Sevim Nalkiran H., Akcora Yildiz D., Saydam F., Guzel A. I., Nalkiran İ.

Saudi Journal of Biological Sciences, cilt.30, sa.3, 2023 (SCI-Expanded) identifier identifier identifier

  • Yayın Türü: Makale / Tam Makale
  • Cilt numarası: 30 Sayı: 3
  • Basım Tarihi: 2023
  • Doi Numarası: 10.1016/j.sjbs.2023.103564
  • Dergi Adı: Saudi Journal of Biological Sciences
  • Derginin Tarandığı İndeksler: Science Citation Index Expanded (SCI-EXPANDED), Scopus, BIOSIS, CAB Abstracts, Directory of Open Access Journals
  • Anahtar Kelimeler: Bladder cancer, Small-molecule inhibitor, ProTAME Cisplatin, Gemcitabine, Apoptosis, SPINDLE ASSEMBLY CHECKPOINT, GEMCITABINE PLUS CISPLATIN, MITOTIC EXIT, THERAPEUTIC TARGET, POOR-PROGNOSIS, CDC20, EXPRESSION, CELLS, OVEREXPRESSION, INHIBITION
  • Recep Tayyip Erdoğan Üniversitesi Adresli: Evet

Özet

Improving the chemotherapy sensitivity of bladder cancer is a current clinical challenge.

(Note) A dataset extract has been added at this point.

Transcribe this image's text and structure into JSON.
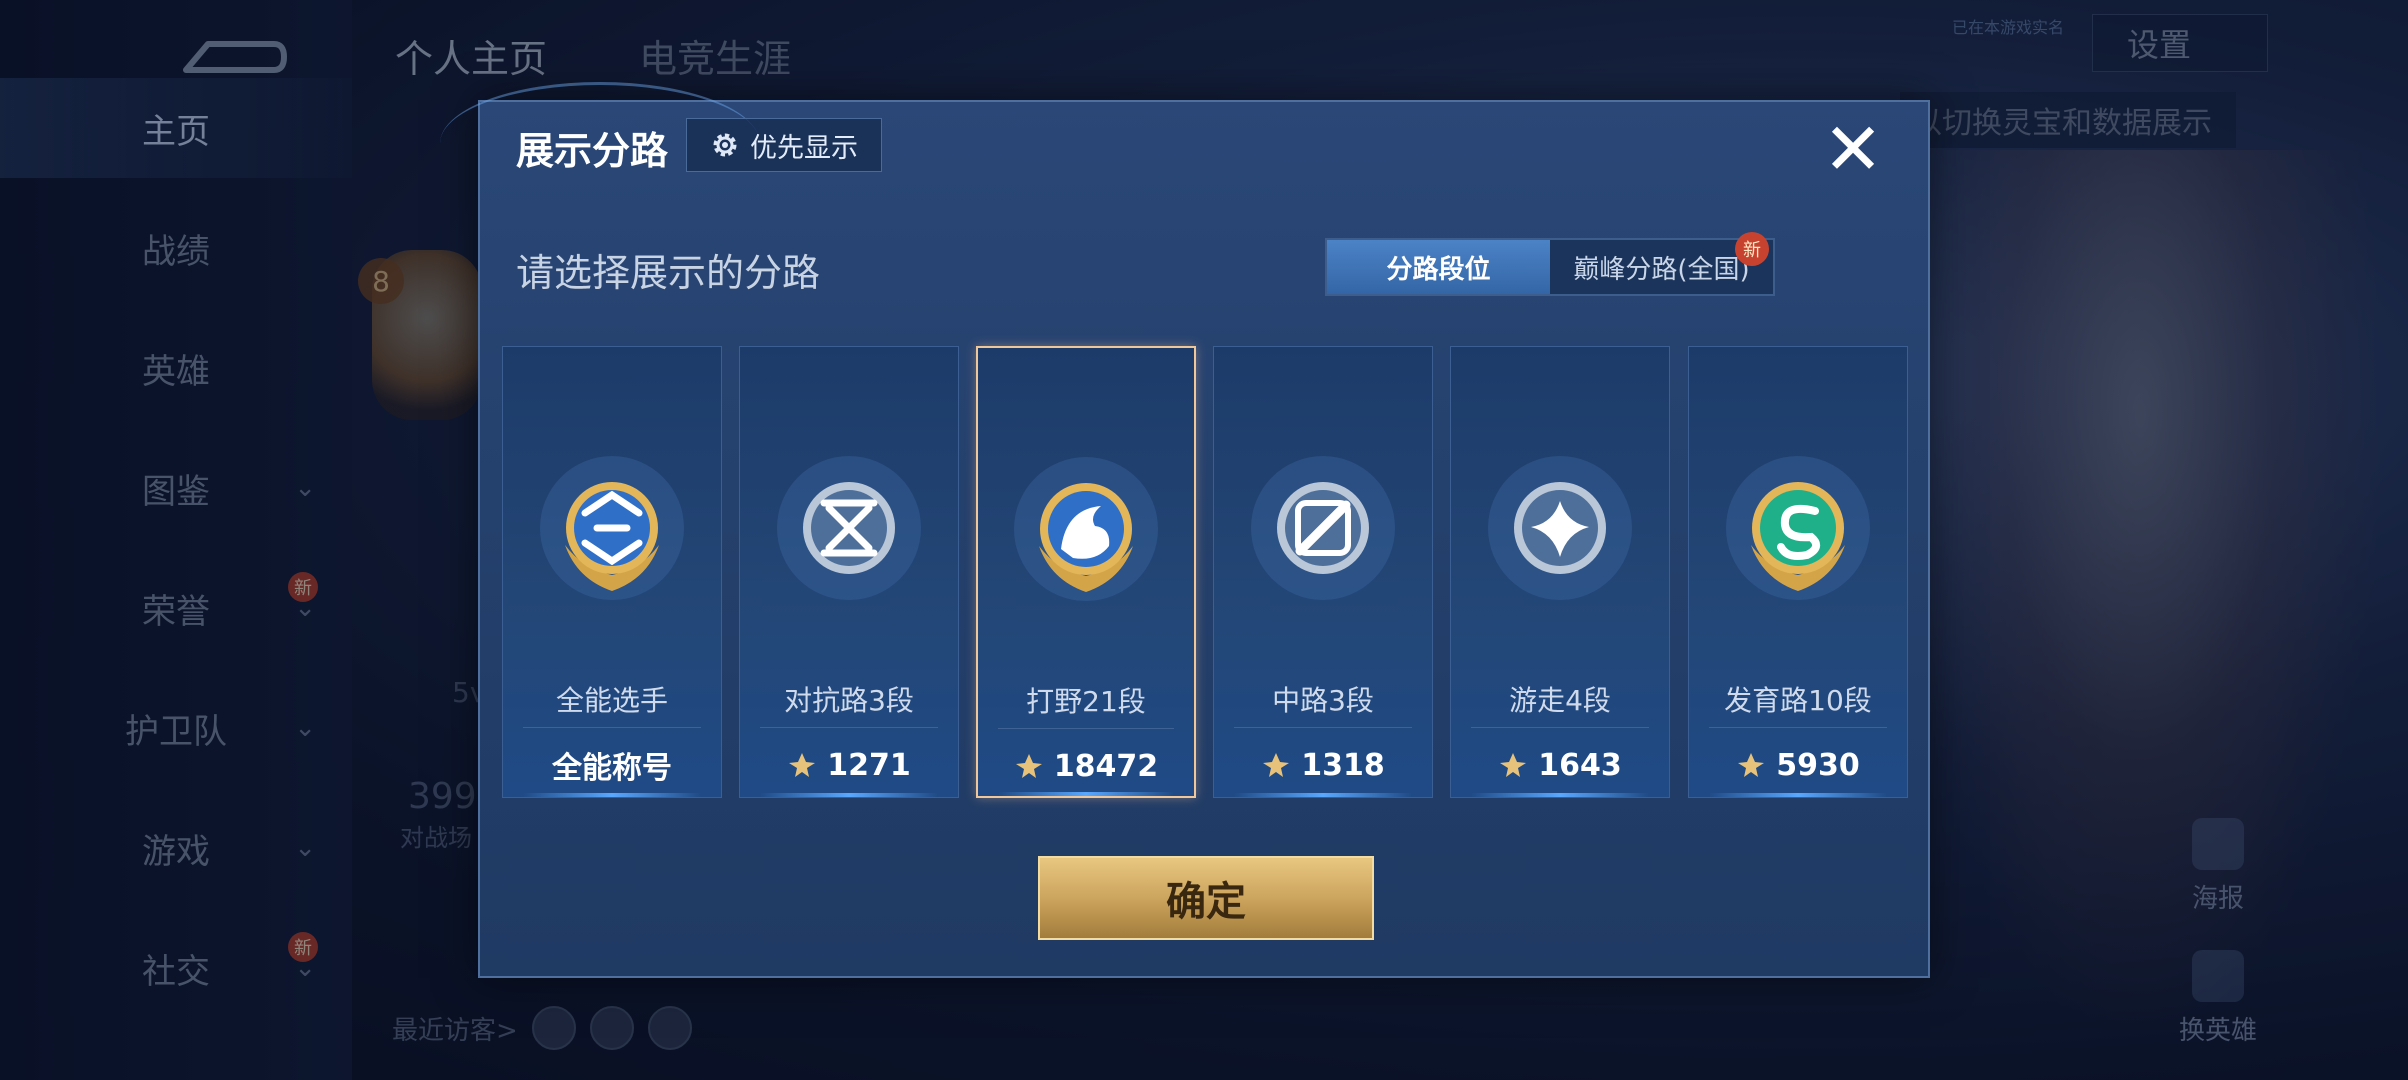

It is critical to seek out effective combination therapies that include low doses of cisplatin due to its dose-limiting toxicity. This study aims to investigate the cytotoxic effects of the combination therapy including proTAME, a small molecule inhibitor, targeting Cdc-20 and to determine the expression levels of several APC/C pathway-related genes that may play a role in the chemotherapy response of RT-4 (bladder cancer) and ARPE-19 (normal epithelial) cells. The IC20 and IC50 values were determined by MTS assay. The expression levels of apoptosis-associated (Bax and Bcl-2) and APC/C-associated (Cdc-20, Cyclin-B1, Securin, and Cdh-1) genes were assessed by qRT-PCR. Cell colonization ability and apoptosis were examined by clonogenic survival experiment and Annexin V/PI staining, respectively. Low-dose combination therapy showed a superior inhibition effect on RT-4 cells by increasing cell death and inhibiting colony formation. Triple-agent combination therapy further increased the percentage of late apoptotic and necrotic cells compared to the doublet-therapy with gemcitabine and cisplatin. ProTAME-containing combination therapies resulted in an elevation in Bax/Bcl-2 ratio in RT-4 cells, while a significant decrease was observed in proTAME-treated ARPE-19 cells. Cdc-20 expression in proTAME combined treatment groups were found to be decreased compared to their control groups. Low-dose triple-agent combination induced cytotoxicity and apoptosis in RT-4 cells effectively. It is essential to evaluate the role of APC/C pathway-associated potential biomarkers as therapeutic targets and define new combination therapy regimens to achieve improved tolerability in bladder cancer patients in the future.